Morphological and phylogenetic correlates of spectral signatures: profilometry imaging and comparative methods

What aspects of morphology and evolutionary history relate to the spectra measured from serrasalmid fishes? We used gel-based profilometry imaging (GelSight Inc., Waltham, MA, USA) to describe serrasalmid scale shape from a variety of museum specimens. Generally, we assumed that if scale surface texture varies broadly across taxa, this would be reflected in some consistent variability in spectral measures. In brief, gel-based profilometry is a surface imaging technology that combines advantages of optical and contact profilometry to visualize and measure surface topography69. It has been previously used in biology to image and measure the surface topography of organisms including other fishes56, and it has shown utility in easily resolving features less than 10 µm in height70,71 while imaging much larger fields-of-view on the order of 10–300 mm2. During gel-based profilometry, the gel is pressed onto the specimen, and the painted side of the gel deforms to match the surface topography of the subject. While the gel is pressed onto the surface of interest, six photographs are taken using six different lighting angles, and these are used to produce a 3D topographical representation of the surface69. Additional processing of surface files (cropping, removing body curvature, calculating roughness) is then done in MountainMaps v7.4.8425 (Digital Surf, Besançon, France). We imaged 27 individuals from six species (n = 3–9 per species), all from specimens housed at the Harvard Museum of Comparative Zoology (MCZ) (Table S2).
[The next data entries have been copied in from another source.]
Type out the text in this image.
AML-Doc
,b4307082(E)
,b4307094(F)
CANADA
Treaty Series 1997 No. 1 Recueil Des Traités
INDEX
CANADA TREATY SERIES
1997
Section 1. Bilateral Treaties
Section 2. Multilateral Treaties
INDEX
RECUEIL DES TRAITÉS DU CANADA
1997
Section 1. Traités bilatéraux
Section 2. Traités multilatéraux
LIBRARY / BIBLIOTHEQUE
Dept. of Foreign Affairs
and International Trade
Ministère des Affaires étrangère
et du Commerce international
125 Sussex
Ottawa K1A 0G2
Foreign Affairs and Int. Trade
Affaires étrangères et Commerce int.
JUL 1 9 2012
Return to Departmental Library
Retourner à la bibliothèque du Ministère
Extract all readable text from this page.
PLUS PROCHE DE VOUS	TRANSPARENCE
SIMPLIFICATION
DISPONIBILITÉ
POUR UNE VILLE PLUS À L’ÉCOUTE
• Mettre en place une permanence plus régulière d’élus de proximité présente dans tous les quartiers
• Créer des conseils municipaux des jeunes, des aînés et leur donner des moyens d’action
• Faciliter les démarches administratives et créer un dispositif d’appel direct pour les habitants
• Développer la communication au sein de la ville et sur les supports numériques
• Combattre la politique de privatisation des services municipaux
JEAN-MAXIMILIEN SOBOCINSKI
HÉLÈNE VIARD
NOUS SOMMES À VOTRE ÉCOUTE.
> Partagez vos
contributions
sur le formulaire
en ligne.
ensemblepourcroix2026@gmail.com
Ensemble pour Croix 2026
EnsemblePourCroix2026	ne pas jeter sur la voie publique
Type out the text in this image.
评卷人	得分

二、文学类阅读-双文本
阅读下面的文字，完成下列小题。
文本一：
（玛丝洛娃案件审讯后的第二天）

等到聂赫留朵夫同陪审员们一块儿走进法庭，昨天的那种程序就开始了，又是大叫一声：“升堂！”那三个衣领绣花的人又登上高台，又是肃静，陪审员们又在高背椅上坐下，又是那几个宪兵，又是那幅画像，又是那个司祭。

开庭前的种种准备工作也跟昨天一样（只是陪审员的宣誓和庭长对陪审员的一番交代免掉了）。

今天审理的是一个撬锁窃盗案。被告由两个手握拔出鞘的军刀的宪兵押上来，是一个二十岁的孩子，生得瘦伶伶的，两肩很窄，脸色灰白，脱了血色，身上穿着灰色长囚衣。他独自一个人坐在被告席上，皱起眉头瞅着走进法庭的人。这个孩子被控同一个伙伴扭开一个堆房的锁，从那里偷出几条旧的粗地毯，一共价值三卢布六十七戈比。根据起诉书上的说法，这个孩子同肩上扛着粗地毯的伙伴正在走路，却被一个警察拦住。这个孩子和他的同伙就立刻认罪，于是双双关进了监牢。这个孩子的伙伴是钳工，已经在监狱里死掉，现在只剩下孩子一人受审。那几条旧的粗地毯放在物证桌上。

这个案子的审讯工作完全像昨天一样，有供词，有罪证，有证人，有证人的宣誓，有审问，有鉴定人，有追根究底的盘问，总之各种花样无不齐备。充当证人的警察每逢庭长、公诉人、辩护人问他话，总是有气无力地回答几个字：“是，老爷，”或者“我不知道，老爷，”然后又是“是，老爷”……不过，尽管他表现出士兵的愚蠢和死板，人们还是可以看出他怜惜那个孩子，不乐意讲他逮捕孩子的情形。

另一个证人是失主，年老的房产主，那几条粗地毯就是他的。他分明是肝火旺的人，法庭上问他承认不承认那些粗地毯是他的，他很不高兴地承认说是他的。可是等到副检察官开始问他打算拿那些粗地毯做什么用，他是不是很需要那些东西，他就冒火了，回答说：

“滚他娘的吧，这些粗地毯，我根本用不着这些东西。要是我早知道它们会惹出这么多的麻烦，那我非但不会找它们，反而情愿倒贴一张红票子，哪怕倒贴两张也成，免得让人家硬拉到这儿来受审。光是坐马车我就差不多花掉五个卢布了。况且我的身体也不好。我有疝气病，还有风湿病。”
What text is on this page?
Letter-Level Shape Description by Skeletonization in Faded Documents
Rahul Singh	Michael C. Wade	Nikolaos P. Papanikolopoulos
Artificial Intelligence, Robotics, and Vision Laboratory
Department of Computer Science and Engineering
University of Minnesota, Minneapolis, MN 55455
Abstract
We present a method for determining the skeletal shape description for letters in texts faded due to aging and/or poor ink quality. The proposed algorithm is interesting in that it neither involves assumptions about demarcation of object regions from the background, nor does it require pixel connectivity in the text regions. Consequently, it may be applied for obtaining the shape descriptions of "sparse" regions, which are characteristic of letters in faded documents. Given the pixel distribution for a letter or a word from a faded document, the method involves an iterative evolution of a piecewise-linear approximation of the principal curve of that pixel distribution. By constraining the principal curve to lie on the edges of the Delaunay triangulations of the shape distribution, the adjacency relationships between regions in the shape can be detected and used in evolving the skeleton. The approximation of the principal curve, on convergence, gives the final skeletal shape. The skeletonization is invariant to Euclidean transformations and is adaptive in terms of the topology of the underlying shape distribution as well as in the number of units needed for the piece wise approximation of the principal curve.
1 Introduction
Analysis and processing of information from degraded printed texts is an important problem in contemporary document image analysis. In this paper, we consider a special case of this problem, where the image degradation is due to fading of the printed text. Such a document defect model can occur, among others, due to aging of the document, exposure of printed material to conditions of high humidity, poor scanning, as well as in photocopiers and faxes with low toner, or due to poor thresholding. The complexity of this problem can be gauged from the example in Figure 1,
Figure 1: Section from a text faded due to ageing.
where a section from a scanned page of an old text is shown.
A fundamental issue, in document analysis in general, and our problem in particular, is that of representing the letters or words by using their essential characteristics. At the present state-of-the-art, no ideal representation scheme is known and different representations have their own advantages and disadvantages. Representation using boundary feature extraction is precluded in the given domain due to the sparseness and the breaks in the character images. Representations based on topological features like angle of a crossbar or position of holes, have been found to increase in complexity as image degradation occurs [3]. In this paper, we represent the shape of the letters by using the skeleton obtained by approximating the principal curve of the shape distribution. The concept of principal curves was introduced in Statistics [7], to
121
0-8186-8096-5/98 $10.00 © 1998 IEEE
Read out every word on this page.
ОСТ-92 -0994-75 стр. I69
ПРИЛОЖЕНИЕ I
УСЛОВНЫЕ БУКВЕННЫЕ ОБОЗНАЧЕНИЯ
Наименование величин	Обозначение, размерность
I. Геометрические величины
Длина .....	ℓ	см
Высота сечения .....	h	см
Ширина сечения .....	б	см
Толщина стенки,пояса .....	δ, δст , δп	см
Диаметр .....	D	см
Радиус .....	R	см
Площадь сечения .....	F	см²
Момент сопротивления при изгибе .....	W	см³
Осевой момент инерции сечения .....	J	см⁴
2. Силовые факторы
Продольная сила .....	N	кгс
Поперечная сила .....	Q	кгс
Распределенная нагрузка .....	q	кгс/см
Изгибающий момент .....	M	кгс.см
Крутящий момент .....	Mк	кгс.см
We were also interested in how much of the spectral variability could be explained by relatedness among serrasalmid lineages. Phylogenetic signal is a measure of the statistical non-independence of related species, i.e., tests of phylogenetic signal determine how much of the observed trait variation can be explained by relatedness among species or groups of species. For the phylogenetic input used for testing phylogenetic signal, we trimmed a recent, comprehensive phylogeny60 down to only those species for which spectral data was available and matched these species’ spectra to appropriate tips in the tree. Briefly, this phylogeny is a molecular, time-calibrated chronogram, meaning that many different gene loci were compared, using maximum likelihood methods, to determine the relatedness of each species. The resulting cladogram has branch lengths, which are proportional to the number of changes in nucleotide base pairs, scaled with respect to geological time. We used the reflectance from measured fishes across the Vis–NIR light spectrum (400–900 nm) as our data subset for estimating phylogenetic signal. We used a principal component analysis (PCA) to reduce the dimensionality of our dataset and retained only the first two axes, indicated as the only significant axes by the broken-stick method, for subsequent analyses. Finally, we used two different methods to estimate phylogenetic signal, Blomberg’s K and Pagel’s λ, and applied these estimates to PC axes through the phylosig function (v. 2.0.6.4 geiger70).